Dopo questo esperimento sonico per Bologna Violenta è giunta finalmente l’ora di far capire a tutti che non è il caso di scherzare troppo con la sua musica e quindi ecco edito per Woodworm, Wallace Records e Dischi Bervisti ovviamente, il suo quarto lavoro, Uno Bianca.  Se già nelle prime cose, Manzan ci aveva aperto le porte della esclusiva visione cinematografica delle sue note caricando l’opera di storicità, grazie a liriche minimali, ambientazioni e grafiche ad hoc, con quest’album si palesa ancora più la valenza fortemente storico/evocativa della sua musica, in contrapposizione ai cliché del genere Grind che lo vedono stile violento e aggressivo anche se concretamente legato a temi pertinenti politica e società. La grandezza di Uno Bianca sta proprio nella sua attitudine a evocare un periodo storico e le vicende drammatiche che l’hanno caratterizzato, attraverso uno stile che non appartiene realmente all’Italia “televisiva” di fine Ottanta e inizio Novanta. Il quarto album di Manzan è proprio un concept sulle vicende della famigerata banda emiliana guidata dai fratelli Roberto e Fabio Savi in attività tra 1987 e 1994, che ha lasciato in eredità ventiquattro morti, centinaia di feriti e strascichi polemici sul possibile coinvolgimento dei servizi segreti nelle operazioni criminali. Un concept che vuole commemorare e omaggiare la città di Bologna attraverso il racconto di una delle sue pagine più oscure, inquietante sia perché i membri erano appartenenti alla polizia e sia perché proferisce di una ferocia inaudita. Il disco ha una struttura categorica che non lascia spazio a possibili errori interpretativi e suggerisce la lettura già con i titoli dei brani i quali riportano fedelmente data e luogo dei vari accadimenti. Per tale motivo, il modo migliore di centellinare questo lavoro è non solo di rivivere con la memoria quei giorni ma di sviscerare a fondo le sue straordinarie sfaccettature, magari ripassando con cura le pagine dei quotidiani nei giorni prossimi a quelli individuati dalla tracklist, perché ogni momento del disco aumenterà o diminuirà d’intensità e avrà un’enigmaticità più o meno marcata secondo il lasso di tempo narrato o altrimenti attraverso la guida all’ascolto contenuta nel libretto.

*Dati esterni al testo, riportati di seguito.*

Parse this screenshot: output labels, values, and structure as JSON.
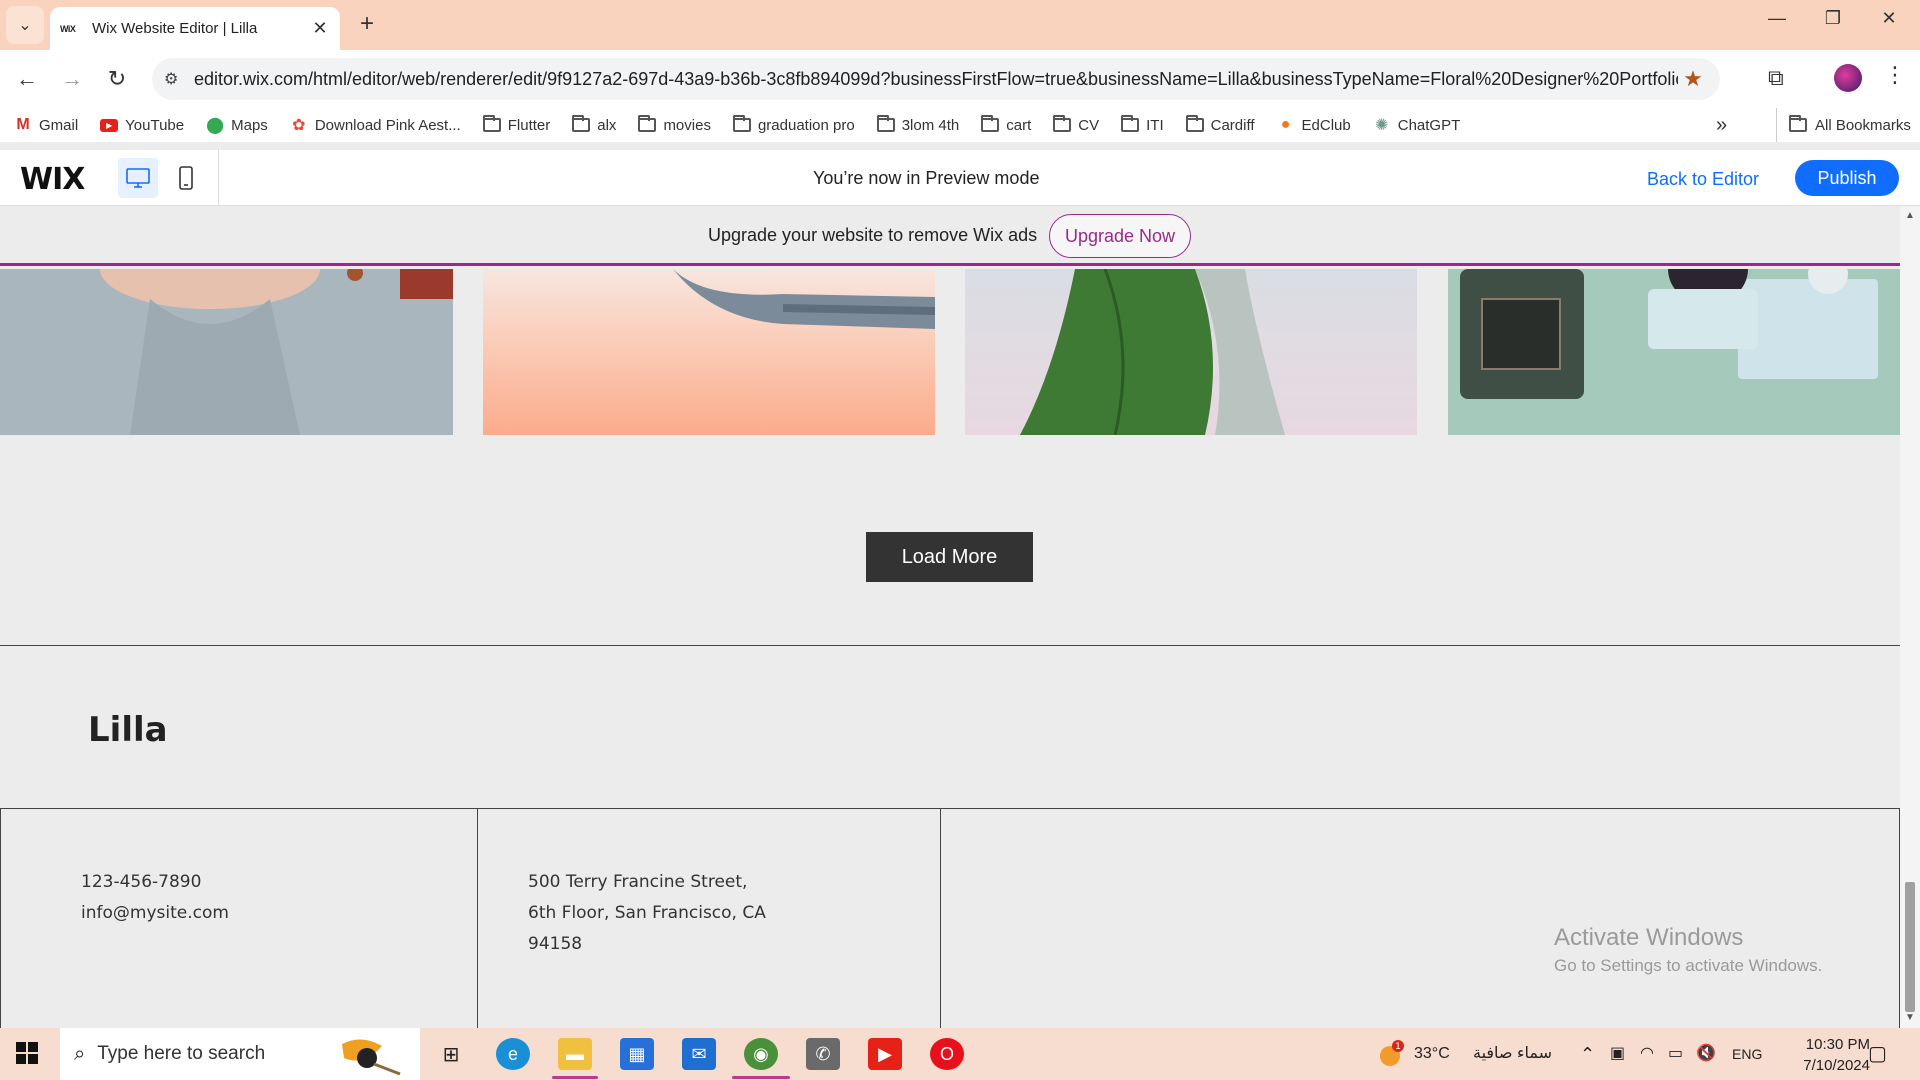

Sotto l’aspetto musicale, Manzan non concede nessuna voluminosa novità, salvo mollare definitivamente ogni legame con la forma canzone che nel precedente lavoro era ancora udibile in minima parte ad esempio nella cover dei Cccp; i brani sono ridotti all’osso e vanno dai ventuno secondi fino al minuto e trentuno, con soli due casi in cui si toccano gli oltre quattro minuti. Il primo è “4 gennaio 1991 – Bologna: attacco pattuglia Carabinieri” che racconta l’episodio più feroce e drammatico di tutta la storia dell’ organizzazione criminale; la vicenda delle vittime, tre carabinieri, del quartiere Pilastro. La banda era diretta a San Lazzaro di Savena per rubare un’auto. In via Casini, la loro macchina fu sorpassata dalla pattuglia e i banditi pensarono che stessero prendendo il loro numero di targa. Li affiancarono e aprirono il fuoco. Alla fine tutti e tre i carabinieri furono trucidati e finiti con un colpo alla nuca. L’assassinio fu rivendicato dal gruppo terroristico “Falange Armata” e nonostante l’attestata inattendibilità della cosa, per circa quattro anni non ci furono responsabili. Il secondo brano che supera i quattro minuti è “29 marzo 1998 – Rimini: suicidio Giuliano Savi”, certamente il più profondo, il più tragico, il più emotivamente violento, nel quale è abbandonata la musica Grind per una Neoclassica più adatta a rendere l’idea di una fine disperata, remissiva e da brividi. L’episodio che chiude l’opera è, infatti, il suicidio del padre dei fratelli Savi, avvenuto dentro una Uno Bianca, grazie a forti dosi di tranquillanti e lasciando numerose righe confuse e struggenti.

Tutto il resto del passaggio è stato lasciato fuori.